Within Reach Yet Out of Touch

I am the fourth of four children.

Most baby pictures of me include some or all of my siblings.  My baby book contains my name, birth date, length and weight and little else.

This in no way represents a lack of love or attention from my parents.  It does offer a peak at one of life's simple facts i.e. as the number of kids goes up, the attention to some detail goes down. My mom, in her words, always “hated detail” which translated into precious few notations into baby books and even precious fewer photos of just me.

So, of course, I grew up craving detail, and instructions, and rules.  It’s sad, I know. I hear the universe giggle every darn day.
My youngest daughter's baby book
My oldest daughter's baby book

I think one of the most outward expressions of my need to embrace detail (oh, let’s face it, correct the past) is the collection of photo albums and baby books I have maintained for both of my daughters.  Like any new parent, I photographed each girl as much as possible. Like any fourth of four children, I made sure my younger daughter had many, many photos taken of just her.  Oh yes, no child of mine was going to search for solo pictures of herself that did not exist or wonder when her first tooth fell out.

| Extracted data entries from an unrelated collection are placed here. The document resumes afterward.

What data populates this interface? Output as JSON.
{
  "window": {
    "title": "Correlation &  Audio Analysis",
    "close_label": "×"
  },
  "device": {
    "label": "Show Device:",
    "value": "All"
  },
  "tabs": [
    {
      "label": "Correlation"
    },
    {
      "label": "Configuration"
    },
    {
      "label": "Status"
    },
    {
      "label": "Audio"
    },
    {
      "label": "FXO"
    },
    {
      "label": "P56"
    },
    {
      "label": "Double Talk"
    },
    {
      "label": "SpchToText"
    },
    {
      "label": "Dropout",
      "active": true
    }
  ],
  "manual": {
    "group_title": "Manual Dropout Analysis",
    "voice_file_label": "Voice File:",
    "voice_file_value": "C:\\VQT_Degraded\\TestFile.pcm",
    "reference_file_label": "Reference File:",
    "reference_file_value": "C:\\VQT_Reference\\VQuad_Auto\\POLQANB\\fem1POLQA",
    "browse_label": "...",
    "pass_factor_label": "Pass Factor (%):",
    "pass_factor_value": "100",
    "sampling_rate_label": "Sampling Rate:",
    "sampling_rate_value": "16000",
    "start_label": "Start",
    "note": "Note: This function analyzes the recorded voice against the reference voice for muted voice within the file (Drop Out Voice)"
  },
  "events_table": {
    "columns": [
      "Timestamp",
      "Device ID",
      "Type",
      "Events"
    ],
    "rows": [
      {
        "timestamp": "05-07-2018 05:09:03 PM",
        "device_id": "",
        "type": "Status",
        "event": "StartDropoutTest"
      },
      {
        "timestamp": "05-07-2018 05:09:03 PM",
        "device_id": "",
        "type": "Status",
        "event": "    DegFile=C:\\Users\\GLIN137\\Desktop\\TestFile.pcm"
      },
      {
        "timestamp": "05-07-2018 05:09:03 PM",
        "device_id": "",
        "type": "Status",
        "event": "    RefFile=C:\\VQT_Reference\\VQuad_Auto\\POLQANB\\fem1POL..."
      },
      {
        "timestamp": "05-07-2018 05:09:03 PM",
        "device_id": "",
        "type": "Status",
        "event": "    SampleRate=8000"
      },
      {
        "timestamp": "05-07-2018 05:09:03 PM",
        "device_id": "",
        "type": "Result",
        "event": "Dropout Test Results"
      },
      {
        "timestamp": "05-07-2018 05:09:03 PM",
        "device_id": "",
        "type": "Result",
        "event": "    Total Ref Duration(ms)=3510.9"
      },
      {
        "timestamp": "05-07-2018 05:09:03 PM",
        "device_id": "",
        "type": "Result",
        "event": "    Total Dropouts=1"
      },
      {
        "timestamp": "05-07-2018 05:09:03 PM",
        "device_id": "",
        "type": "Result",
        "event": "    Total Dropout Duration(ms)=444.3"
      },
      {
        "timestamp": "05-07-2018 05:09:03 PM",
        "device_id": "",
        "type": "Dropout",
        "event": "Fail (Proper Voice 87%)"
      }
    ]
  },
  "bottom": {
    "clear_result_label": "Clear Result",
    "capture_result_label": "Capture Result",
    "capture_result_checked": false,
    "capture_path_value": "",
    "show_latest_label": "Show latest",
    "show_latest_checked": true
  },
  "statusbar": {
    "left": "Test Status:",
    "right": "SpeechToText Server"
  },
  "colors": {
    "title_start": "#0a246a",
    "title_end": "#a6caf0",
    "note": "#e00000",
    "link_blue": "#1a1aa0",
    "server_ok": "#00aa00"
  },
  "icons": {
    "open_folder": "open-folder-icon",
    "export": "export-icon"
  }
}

I was going to get this detail right.  And I did, pretty much.  Then, I let the digital age take the wheel.
Some family photo albums.
My daughters grew up when film photography was all there was.  Delayed gratification ruled the day.  There was no immediate photo preview on the camera. Ordering double prints was the fancy deal of the day.  And I ordered them – like crazy.  I needed prints for each girl’s photo album and one for our family photo album.  I like to think of this as merely covering all the bases but it has the ominous scent of OCD. 
And those photo Christmas cards taken every year? A copy of each is in both girls’ baby books so they have a continuous record.  Birthday invitations? Have ‘em along with a detailed description of the day.  First tooth? First doctor visit? Height and weight for each annual physical? Check. Check. Check. 
Oh dear.
This is why Carina Chocano’s NY Times Magazine piece titled “The Dilemma of Being a Cyborg” grabbed me.  Ms. Chocano posits that as the tactile things of memories (photos, letters, music, keepsakes) are relegated to devices as data, we are distilling them into thin air and losing something real. “For everything that’s gained by our ability to store and maintain more information than ever before, something is lost that has to do with texture, context and association,” she writes.  http://www.nytimes.com/2012/01/29/magazine/what-happens-when-data-disappears.html?_r=1&scp=1&sq=carina%20chocano&st=cse
Digital Photos
Her experience with data loss, (photos of her 3 year-old disappearing when her phone died) and a friend’s total data loss when her hard drive and back-up hard drive storage both died, sparked the author’s thoughts about what turns humans into cyborgs. She notes, “Our devices allow us to compress time and space in a way that we’re able to mentally transport ourselves between planes of existence with the touch of a button. (Or, rather, a digital rendering of a button).”   I realized I have succumbed to the vapor.
Most of the photos I’ve taken in the last five or six years rest in cyberspace on my external hard drive or stored in ‘albums’ on my phone or Shutterfly.com  I’ve lost touch with the touch of them.
My first and only attempt at scrapbooking was in 2009 when my oldest graduated high school.  I pillaged her computer for some photos since she naturally took over the job of photographing events in her life when she bought a camera.  I marveled at the life she was building.  I mean, I knew she was moving beyond life at home, but this abstract awareness solidified as dozens of photos I’d never seen whisked by me. 
Photo frames are digitized so a photo collection stored on a teeny memory card scrolls along presenting an eternal slideshow.  As I recently stood in line at a local funeral home to pay respects to a friend who's mother had died, I marveled at the large screen slideshow displaying photos of her life.  But I was physically drawn to the poster collages and various letters created by family members.  The items were lovingly placed along where visitors waited in line. I caught myself gently gliding my finger across parts of them, not in a touchscreen swipe, but as though I was touching her. The closer I could get to the memory of this woman, the better. Feeling a creased black and white picture from her childhood sure helped.
AT&T’s 1979 award winning slogan urging us to “Reach Out and Touch Someone” resonates.  Who could have predicted how we would apply that suggestion today? Ms. Chocano observes that her futuristic 3-year-old is “given to swiping a finger across things like TV sets and laptop screens and declaring them broken when they fail to respond to her touch.”
 I understand what we are gaining by increased digitization but I don’t understand if we see what is being sacrificed.  Or, maybe we press on embracing the iCloud or other external and ethereal "places" because to do anything less is to get left behind in the march to, well, where exactly?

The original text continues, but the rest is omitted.